È incredibile come anche in un film lontanissimo da quello che generalmente abbiamo imparato a definire “polanskiano”, emerga sempre, in ogni quadro, in ogni scelta di inquadratura, la mano fermissima di uno dei più grandi cineasti del secolo scorso, perfezionista e sempre in controllo di ogni aspetto delle opere che realizza. The Palace è infatti una commedia dozzinale, stanca e in alcuni casi becera, incastonata però in una cornice di lusso, che è da sempre quella che Roman Polanski garantisce ai suoi film con una messa in scena formidabile e una ferrea padronanza sulla macchina da presa, sulla scenografia, i costumi, le luci (tutti aspetti che cura personalmente, con i suoi collaboratori). In questo tour de force della decadenza e della vecchiaia decrepita ci guida il manager di un hotel-Titanic arroccato sulle Alpi svizzere (un ottimo Oliver Masucci), il quale, dovendo rispondere alle richieste più folli e capricciose dei suoi clienti, trascina lo spettatore senza sosta di camera in camera, di ambiente in ambiente, dalle cucine al caveau, facendoci percorrere tutto il Palazzo senza un attimo di tregua. I diversi ospiti, tuttavia, si incontrano raramente, impedendo al film di godere di quella interazione caotica che spesso agita questo tipo di commedie (modellate su quelle classiche viennesi): tutto è rigidamente cadenzato da un gioco di entrate e uscite di scena  come a teatro e i personaggi, ognuno chiuso nel proprio mondo di privilegi e autoreferenzialità, vivono il proprio soggiorno pressoché all’oscuro l’uno dell’altro.

Polanski mette in scena la fine del mondo, o quantomeno la fine di un mondo, che è anche il suo (non a caso è ambientato in Svizzera, nazione dalla quale non può uscire per le sue pendenze legali). Siamo nel 1999, l’anno in cui Yeltsin lascia la guida della Federazione Russa per passare il potere a un giovane che promette in televisione pace e prosperità per gli anni a seguire: Vladimir Putin (incredibile che il film sia stato scritto con Jerzy Skolimowski ed Ewa Piaskowska ben prima dello scoppio della guerra in Ucraina e che i discorsi del futuro zar, gli unici non sceneggiati, siano tra le cose più amaramente ridicole del film). Siamo alla soglia di un nuovo millennio pieno di fiducia e speranza nel futuro, ma tutto ciò che vediamo è la decadenza, il marciume di una società ai suoi ultimi giri di ballo. Polanski mette in scena anche ciò che conosce personalmente, gli eccessi di un mondo che lui stesso ha frequentato (anche inevitabilmente) per diversi anni, quello dell’alta borghesia europea. E infatti – e forse questa è la cosa più sorprendente – si è sempre in grado di cogliere un certo grado di malinconia in queste maschere grottesche ed esagerate: la Marchesa di Fanny Ardant senza amici, quasi commovente nelle sue spudorate avance al giovane idraulico dell’hotel, o lo spietato Mickey Rourke (anche lui ovviamente devastato dalla chirurgia plastica), sempre inquieto e un po’ triste nei momenti in cui il suo improbabile accompagnatore lo lascia da solo.

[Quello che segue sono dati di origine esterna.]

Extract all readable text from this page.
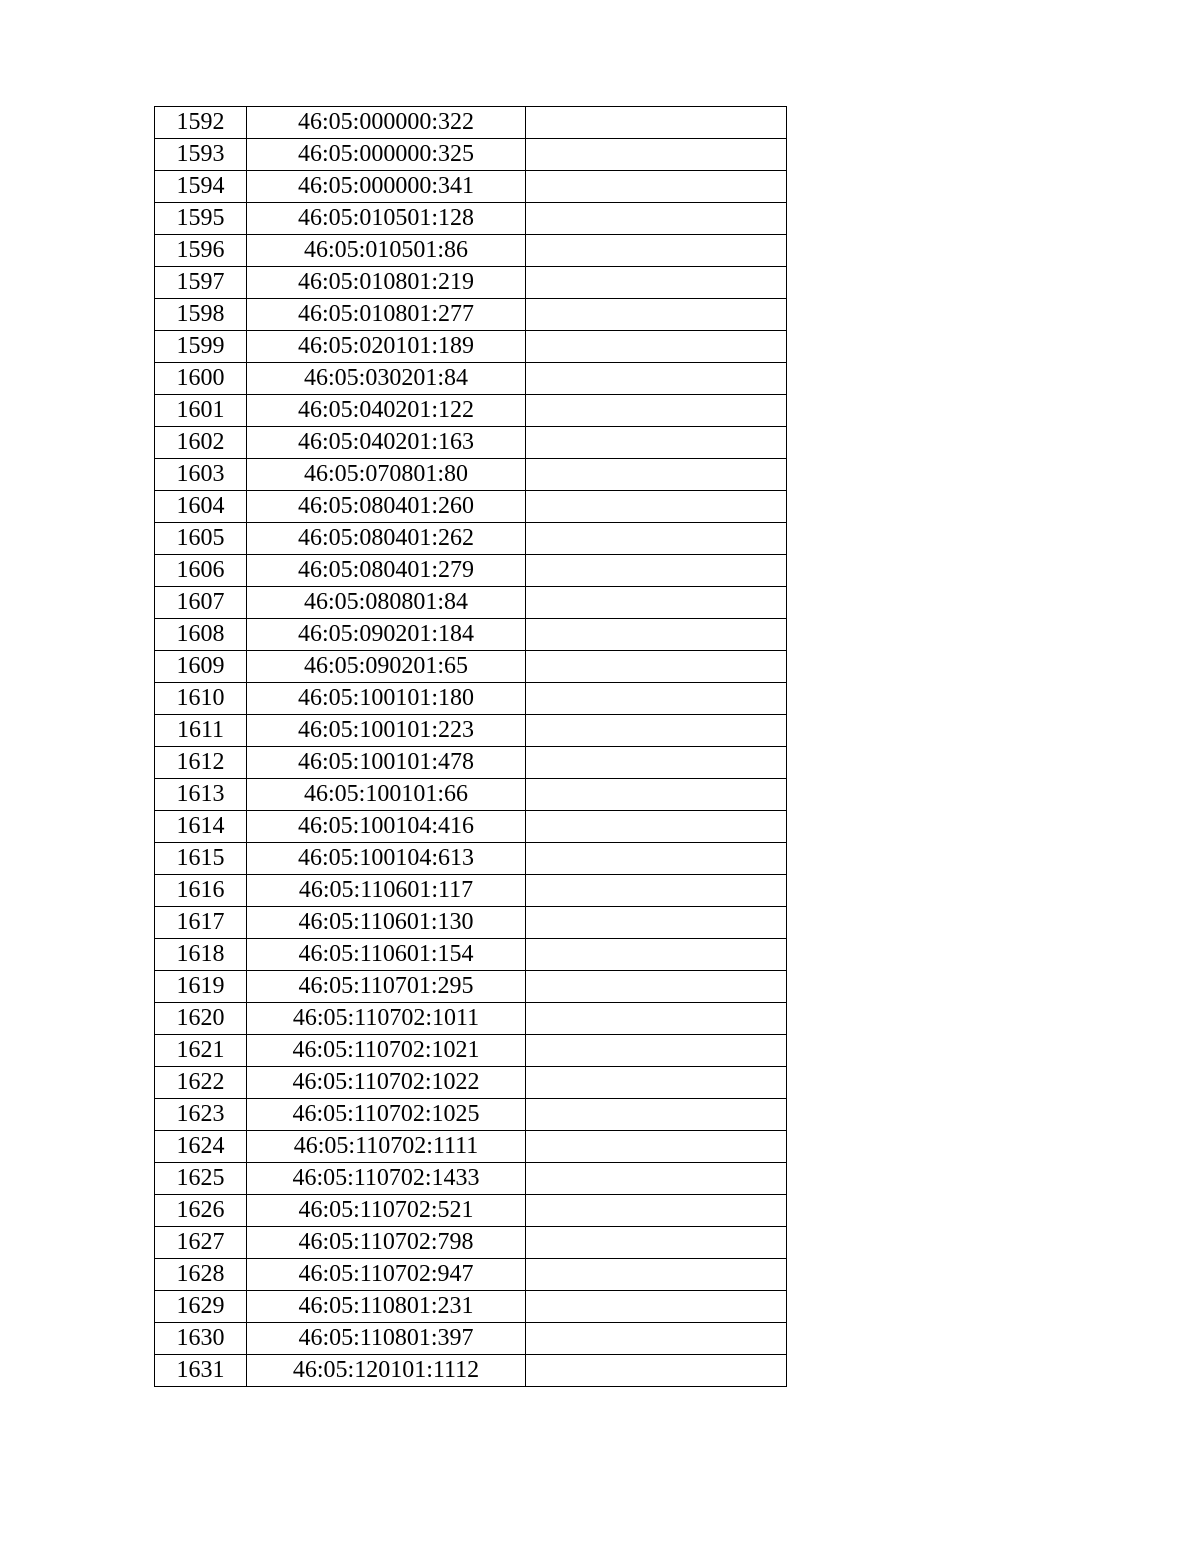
1592	46:05:000000:322	
1593	46:05:000000:325	
1594	46:05:000000:341	
1595	46:05:010501:128	
1596	46:05:010501:86	
1597	46:05:010801:219	
1598	46:05:010801:277	
1599	46:05:020101:189	
1600	46:05:030201:84	
1601	46:05:040201:122	
1602	46:05:040201:163	
1603	46:05:070801:80	
1604	46:05:080401:260	
1605	46:05:080401:262	
1606	46:05:080401:279	
1607	46:05:080801:84	
1608	46:05:090201:184	
1609	46:05:090201:65	
1610	46:05:100101:180	
1611	46:05:100101:223	
1612	46:05:100101:478	
1613	46:05:100101:66	
1614	46:05:100104:416	
1615	46:05:100104:613	
1616	46:05:110601:117	
1617	46:05:110601:130	
1618	46:05:110601:154	
1619	46:05:110701:295	
1620	46:05:110702:1011	
1621	46:05:110702:1021	
1622	46:05:110702:1022	
1623	46:05:110702:1025	
1624	46:05:110702:1111	
1625	46:05:110702:1433	
1626	46:05:110702:521	
1627	46:05:110702:798	
1628	46:05:110702:947	
1629	46:05:110801:231	
1630	46:05:110801:397	
1631	46:05:120101:1112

Forse anche per questo il film mantiene un suo “pudore”, non cerca il disgusto del pubblico (come invece faceva il recente Triangle of Sadness), quasi temesse gli eccessi dei suoi impulsi. The Palace si ferma ai vecchi cliché, si fa copia sbiadita e volutamente tenue di un film potenzialmente molto più scorretto e sferzante. Anche in questo sta, forse, a volerla trovare, la fine di un mo(n)do di fare cinema che appartiene al secolo scorso: The Palace, infatti, è immaginato, scritto e strutturato come si faceva negli anni ‘60, riprendendo anche i tòpoi più demenziali di quel modo di intendere la commedia (la presenza in chiave comica degli animali). Come i professionali e instancabili lavoratori dell’hotel (che contengono il proprio disprezzo nei confronti delle persone che si trovano a dover gestire), Polanski si mette al servizio di questo circo di ricchezze, mediocrità e volgarità. Non si fa trascinare  nel gioco al massacro, ma si limita ad annotare le loro nefandezze. Si mette dal lato della “working class” non tanto alimentando lo scherno verso i ricchi, già condannati dal loro terribile aspetto esteriore, in contrasto con l’ambiente in cui si muovono, ma con la capacità di servire al meglio – con tutti i mezzi della messa in scena, come solo lui sa fare – quei personaggi così brutti e, nella maggior parte dei casi, così poco interessanti.